Loyalty & Rewards

Starbucks Delivers Loyalty Benefits To Lyft Users

Starbucks is enhancing its long-standing loyalty program in new ways with a slew of partnerships with the services its customers use day-to-day, Lyft is just the latest company to hop on board. With a new multi-year deal between the two companies, Lyft drivers and riders will have the opportunity to reap the benefits of Starbuck’s loyalty ecosystem, better known as the My Starbucks Rewards (MSR) program.

Starbucks is enhancing its long-standing loyalty program in new ways with a slew of partnerships with the services its customers use day-to-day; Lyft is just the latest company to hop on board.

With a new multi-year deal between the two companies, Lyft drivers and riders will have the opportunity to reap the benefits of Starbuck’s loyalty ecosystem, better known as the My Starbucks Rewards (MSR) program.

In a company release this week, Starbucks announced a collaboration with ride-sharing network Lyft to boost value for current customers, attract new customers, provide more rewards for Lyft drivers and possibly bring transportation benefits to Starbucks employees.

“With Lyft’s presence in 65 cities across the U.S., where we also have Starbucks serving the same communities, we knew this relationship would benefit our partners, Lyft’s drivers as well as our mutual customers who are already coming to Starbucks and using Lyft services,” Adam Brotman, chief digital officer at Starbucks, said in the statement. “This is a great win-win. Our digital loyalty ecosystem will strengthen Lyft’s ability to attract and retain customers in a highly profitable way, while at the same time accelerating the incrementally of redemption of rewards.”

The new deal will allow Lyft drivers to automatically achieve gold status as MSR members, which for normal customers requires earning a predetermined number of loyalty stars each year to maintain. Both Lyft drivers and riders can now earn additional rewards redeemable for food and beverages at participating Starbucks stores.

Another unique addition the deal brings is the ability for Lyft riders to send Starbucks eGifts to their Lyft drivers directly through the app, allowing a new and more personal way to show appreciation.

Starbucks is on a roll with enhancing its MSR offering, recently announcing deals with both The New York Times and Spotify. As Starbucks continues the growth of its loyalty platform, customers are provided with the ability to integrate earning rewards with their everyday experiences with other companies, such as reading digital news, streaming music or catching a ride.

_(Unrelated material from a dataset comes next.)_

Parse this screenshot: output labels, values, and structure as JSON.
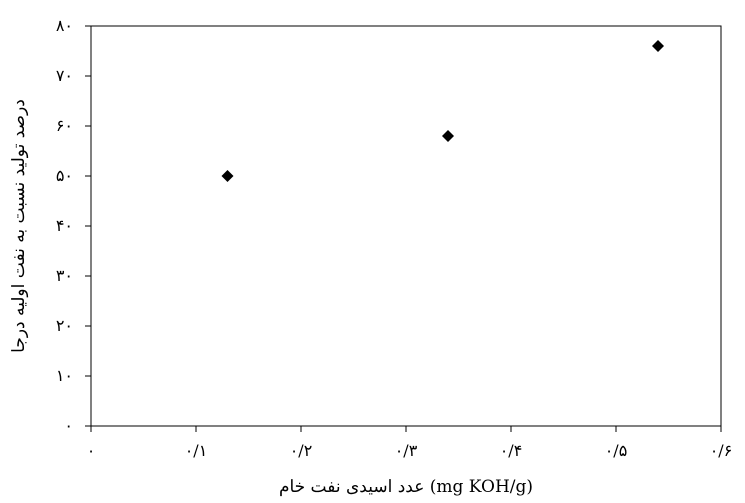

“There are two things most of us do every morning: get a cup of coffee and commute to work. Together with Starbucks, we can make both a friendlier, more enjoyable experience,” John Zimmer, co-founder and president of Lyft, added. “Lyft and Starbucks share a lot of the same customers and importantly we share a commitment to doing right by our customers and our people. In the days, months and years ahead, we will launch exciting programs for loyal community members, and new products that will change the way we move around our cities.”

Loyalty and rewards has become a sweet spot for retailers looking to up customer engagement and capture consumer attention while still driving sales.

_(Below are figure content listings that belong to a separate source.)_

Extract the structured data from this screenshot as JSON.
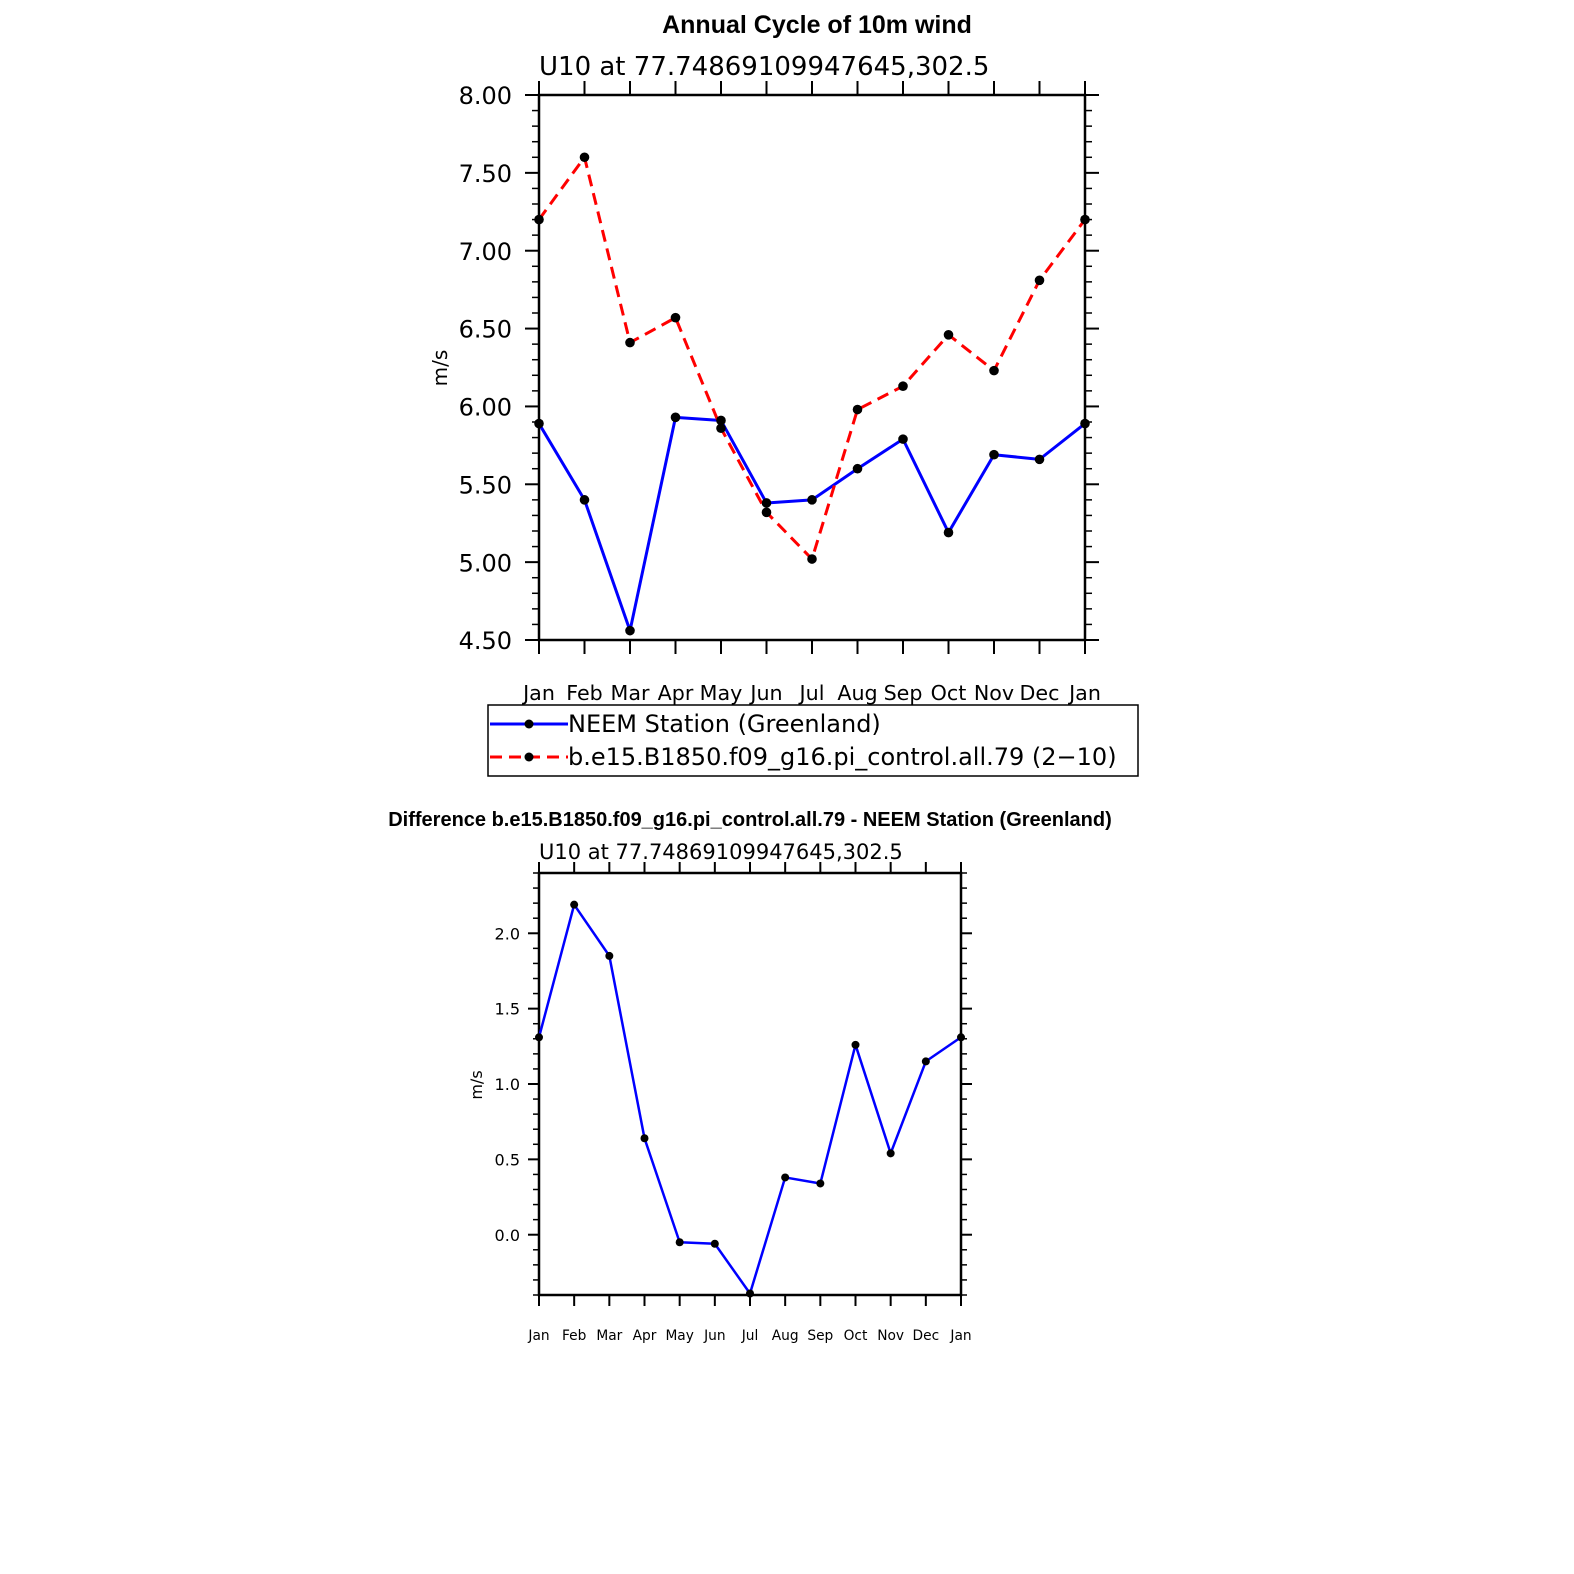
{
  "colors": {
    "series_1": "#0000ff",
    "series_2": "#ff0000",
    "marker": "#000000",
    "axis": "#000000"
  },
  "chart_data": [
    {
      "type": "line",
      "title": "Annual Cycle of 10m wind",
      "subtitle": "U10 at 77.74869109947645,302.5",
      "ylabel": "m/s",
      "ylim": [
        4.5,
        8.0
      ],
      "yticks": [
        "4.50",
        "5.00",
        "5.50",
        "6.00",
        "6.50",
        "7.00",
        "7.50",
        "8.00"
      ],
      "categories": [
        "Jan",
        "Feb",
        "Mar",
        "Apr",
        "May",
        "Jun",
        "Jul",
        "Aug",
        "Sep",
        "Oct",
        "Nov",
        "Dec",
        "Jan"
      ],
      "grid": false,
      "legend": "bottom",
      "series": [
        {
          "name": "NEEM Station (Greenland)",
          "style": "solid",
          "values": [
            5.89,
            5.4,
            4.56,
            5.93,
            5.91,
            5.38,
            5.4,
            5.6,
            5.79,
            5.19,
            5.69,
            5.66,
            5.89
          ]
        },
        {
          "name": "b.e15.B1850.f09_g16.pi_control.all.79 (2−10)",
          "style": "dashed",
          "values": [
            7.2,
            7.6,
            6.41,
            6.57,
            5.86,
            5.32,
            5.02,
            5.98,
            6.13,
            6.46,
            6.23,
            6.81,
            7.2
          ]
        }
      ]
    },
    {
      "type": "line",
      "title": "Difference b.e15.B1850.f09_g16.pi_control.all.79 - NEEM Station (Greenland)",
      "subtitle": "U10 at 77.74869109947645,302.5",
      "ylabel": "m/s",
      "ylim": [
        -0.4,
        2.4
      ],
      "yticks": [
        "0.0",
        "0.5",
        "1.0",
        "1.5",
        "2.0"
      ],
      "categories": [
        "Jan",
        "Feb",
        "Mar",
        "Apr",
        "May",
        "Jun",
        "Jul",
        "Aug",
        "Sep",
        "Oct",
        "Nov",
        "Dec",
        "Jan"
      ],
      "grid": false,
      "series": [
        {
          "style": "solid",
          "values": [
            1.31,
            2.19,
            1.85,
            0.64,
            -0.05,
            -0.06,
            -0.39,
            0.38,
            0.34,
            1.26,
            0.54,
            1.15,
            1.31
          ]
        }
      ]
    }
  ]
}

But as MPD CEO Karen Webster explained recently, it’s easy to believe loyalty innovations are setting the world on fire. In actuality, active participation in those loyalty programs has been on the decline since 2010.

At that time, 54 percent of loyalty program members were inactive. Five years later, in 2015, nearly 60 percent (58 percent to be precise) of program members are inactive – despite the fact that the number of memberships is on the rise at 29 per household.

While Starbucks is considered a leader of the pack when it comes to loyalty programs, due to the success it has seen as one of the pioneers of mobile loyalty solutions, the company is also focused on expanding its latest mobile offering.

Last month Starbucks announced the expansion of its Mobile Order & Pay pilot program, which was originally only available within its test markets within Portland to Seattle and across the Pacific Northwest. The mobile ordering service now reaches 3,400 more U.S. stores across 21 more states in the southern and central U.S. The program appears to be running smoothly as Starbucks remains on course to eventually rollout the service across the country.

“Store managers say it helps partners provide customers one more way to connect with Starbucks, and the easy-to-use feature has proven convenient for customers eager to save time throughout their day,” the company wrote in a blog post at the time.